"Doors-inspired" movie to explore unanswered questions about Jim Morrison (all one of them)
Say what you will about the music of The Doors—and I know you will—but even the band’s most ardent detractors are usually forced to admit that, for all his pretension and the inflated mythology that’s grown up around him, Jim Morrison had a pretty interesting life story, as rock stars go. The only trouble is, it’s been told far too many times—in Oliver Stone’s mostly-bullshit The Doors, in the now-playing documentary When You’re Strange, in countless TV interviews and magazine articles and biographies both authorized and not, in the hushed whispers of stoners circled around their scratchy vinyl copy of Waiting For The Sun, etc. Really, there’s not much about Morrison that hasn’t already been explored, except that no one seems to agree on exactly how he spent those last gasps in Paris just before he died. (Though conspiracy theories abound.)

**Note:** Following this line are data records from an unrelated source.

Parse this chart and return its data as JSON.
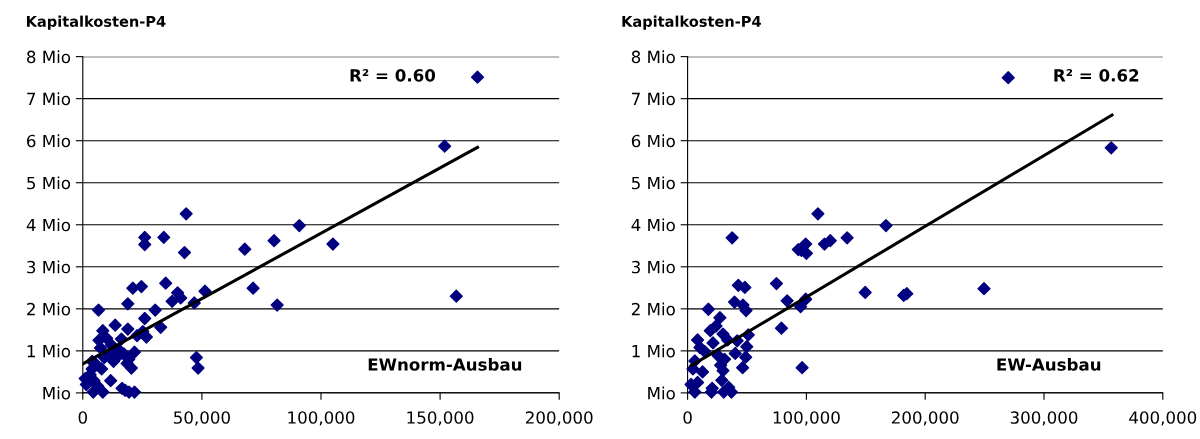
{
  "chart_data": [
    {
      "type": "scatter",
      "ylabel": "Kapitalkosten-P4",
      "xlabel": "EWnorm-Ausbau",
      "annotations": [
        "R² = 0.60"
      ],
      "xlim": [
        0,
        200000
      ],
      "ylim": [
        0,
        8
      ],
      "xticks": [
        0,
        {
          "value": 50000,
          "label": "50,000"
        },
        {
          "value": 100000,
          "label": "100,000"
        },
        {
          "value": 150000,
          "label": "150,000"
        },
        {
          "value": 200000,
          "label": "200,000"
        }
      ],
      "yticks": [
        {
          "value": 0,
          "label": "Mio"
        },
        {
          "value": 1,
          "label": "1 Mio"
        },
        {
          "value": 2,
          "label": "2 Mio"
        },
        {
          "value": 3,
          "label": "3 Mio"
        },
        {
          "value": 4,
          "label": "4 Mio"
        },
        {
          "value": 5,
          "label": "5 Mio"
        },
        {
          "value": 6,
          "label": "6 Mio"
        },
        {
          "value": 7,
          "label": "7 Mio"
        },
        {
          "value": 8,
          "label": "8 Mio"
        }
      ],
      "grid": "y",
      "marker": "diamond",
      "series": [
        {
          "color": "#000080",
          "x": [
            165700,
            151900,
            156800,
            105000,
            90900,
            80300,
            81600,
            68000,
            71500,
            43400,
            42700,
            34000,
            26000,
            26000,
            34800,
            51300,
            46800,
            39800,
            41100,
            37500,
            24600,
            21000,
            18900,
            30400,
            26000,
            32700,
            18900,
            13600,
            6600,
            8400,
            26700,
            25200,
            22800,
            47700,
            48400,
            21700,
            19300,
            20400,
            18600,
            15200,
            12000,
            10000,
            6800,
            7400,
            12900,
            11200,
            16200,
            17200,
            14200,
            9000,
            7900,
            5500,
            3900,
            3100,
            1000,
            1500,
            4700,
            6300,
            4400,
            8400,
            11700,
            16500,
            17800,
            19400,
            21700,
            3900
          ],
          "values": [
            7.51,
            5.87,
            2.3,
            3.54,
            3.98,
            3.62,
            2.09,
            3.42,
            2.49,
            4.26,
            3.34,
            3.7,
            3.7,
            3.53,
            2.61,
            2.42,
            2.14,
            2.38,
            2.26,
            2.18,
            2.53,
            2.49,
            2.12,
            1.97,
            1.77,
            1.56,
            1.52,
            1.61,
            1.97,
            1.48,
            1.33,
            1.46,
            1.36,
            0.84,
            0.59,
            0.97,
            0.8,
            0.59,
            0.7,
            1.02,
            1.14,
            1.3,
            1.25,
            1.07,
            0.75,
            0.93,
            1.28,
            0.93,
            0.84,
            0.84,
            0.57,
            0.68,
            0.57,
            0.43,
            0.34,
            0.2,
            0.29,
            0.16,
            0.02,
            0.02,
            0.29,
            0.11,
            0.06,
            0.02,
            0.02,
            0.75
          ]
        },
        {
          "type": "line",
          "color": "#000000",
          "marker": "none",
          "x": [
            0,
            165700
          ],
          "values": [
            0.69,
            5.84
          ]
        }
      ]
    },
    {
      "type": "scatter",
      "ylabel": "Kapitalkosten-P4",
      "xlabel": "EW-Ausbau",
      "annotations": [
        "R² = 0.62"
      ],
      "xlim": [
        0,
        400000
      ],
      "ylim": [
        0,
        8
      ],
      "xticks": [
        0,
        {
          "value": 100000,
          "label": "100,000"
        },
        {
          "value": 200000,
          "label": "200,000"
        },
        {
          "value": 300000,
          "label": "300,000"
        },
        {
          "value": 400000,
          "label": "400,000"
        }
      ],
      "yticks": [
        {
          "value": 0,
          "label": "Mio"
        },
        {
          "value": 1,
          "label": "1 Mio"
        },
        {
          "value": 2,
          "label": "2 Mio"
        },
        {
          "value": 3,
          "label": "3 Mio"
        },
        {
          "value": 4,
          "label": "4 Mio"
        },
        {
          "value": 5,
          "label": "5 Mio"
        },
        {
          "value": 6,
          "label": "6 Mio"
        },
        {
          "value": 7,
          "label": "7 Mio"
        },
        {
          "value": 8,
          "label": "8 Mio"
        }
      ],
      "grid": "y",
      "marker": "diamond",
      "series": [
        {
          "color": "#000080",
          "x": [
            269900,
            356600,
            249500,
            181900,
            184500,
            149500,
            167000,
            109700,
            134300,
            120100,
            115200,
            93200,
            99400,
            100000,
            95800,
            74800,
            83800,
            79000,
            95100,
            99400,
            96400,
            37500,
            42700,
            48200,
            39500,
            46600,
            49200,
            17500,
            27200,
            23900,
            19100,
            51100,
            49800,
            48900,
            46300,
            40100,
            41700,
            33700,
            29800,
            8400,
            10400,
            14200,
            21400,
            25600,
            31100,
            27800,
            29800,
            28800,
            12600,
            4500,
            6100,
            2900,
            8400,
            6100,
            20700,
            20100,
            30400,
            36900,
            34600
          ],
          "values": [
            7.5,
            5.83,
            2.48,
            2.32,
            2.36,
            2.39,
            3.98,
            4.26,
            3.69,
            3.62,
            3.54,
            3.41,
            3.54,
            3.32,
            3.39,
            2.6,
            2.19,
            1.54,
            2.05,
            2.23,
            0.6,
            3.69,
            2.56,
            2.51,
            2.16,
            2.09,
            1.96,
            1.99,
            1.79,
            1.59,
            1.48,
            1.38,
            1.1,
            0.85,
            0.6,
            0.94,
            1.24,
            1.26,
            1.4,
            1.26,
            1.08,
            0.99,
            1.19,
            0.89,
            0.8,
            0.66,
            0.53,
            0.3,
            0.5,
            0.57,
            0.76,
            0.2,
            0.25,
            0.02,
            0.11,
            0.02,
            0.02,
            0.02,
            0.13
          ]
        },
        {
          "type": "line",
          "color": "#000000",
          "marker": "none",
          "x": [
            3000,
            357300
          ],
          "values": [
            0.65,
            6.61
          ]
        }
      ]
    }
  ]
}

It’s that sort-of mystery that writer-director Robert Saitzyk plans to explore in The Last Beat, described as the account of “a famous American rock star in the early ’70s, as he navigates his relationships with two women in Paris—a glamorous French Countess named Clemence and his California ’soulmate,’ Valerie Eason.” But don’t expect to hear The Doors on the soundtrack or yet another voiceover reading of “A Feast Of Friends”: As Entertainment Weekly takes great pains to point out, this will be a fictionalized movie “inspired by” Morrison’s story, not unlike Gus Van Sant’s this-is-totally-not-Kurt-Cobain-but-it's-clearly-Kurt-Cobain drama, Last Days. The film will reportedly star Shawn Andrews (still probably best known as “Pickford” in Dazed And Confused).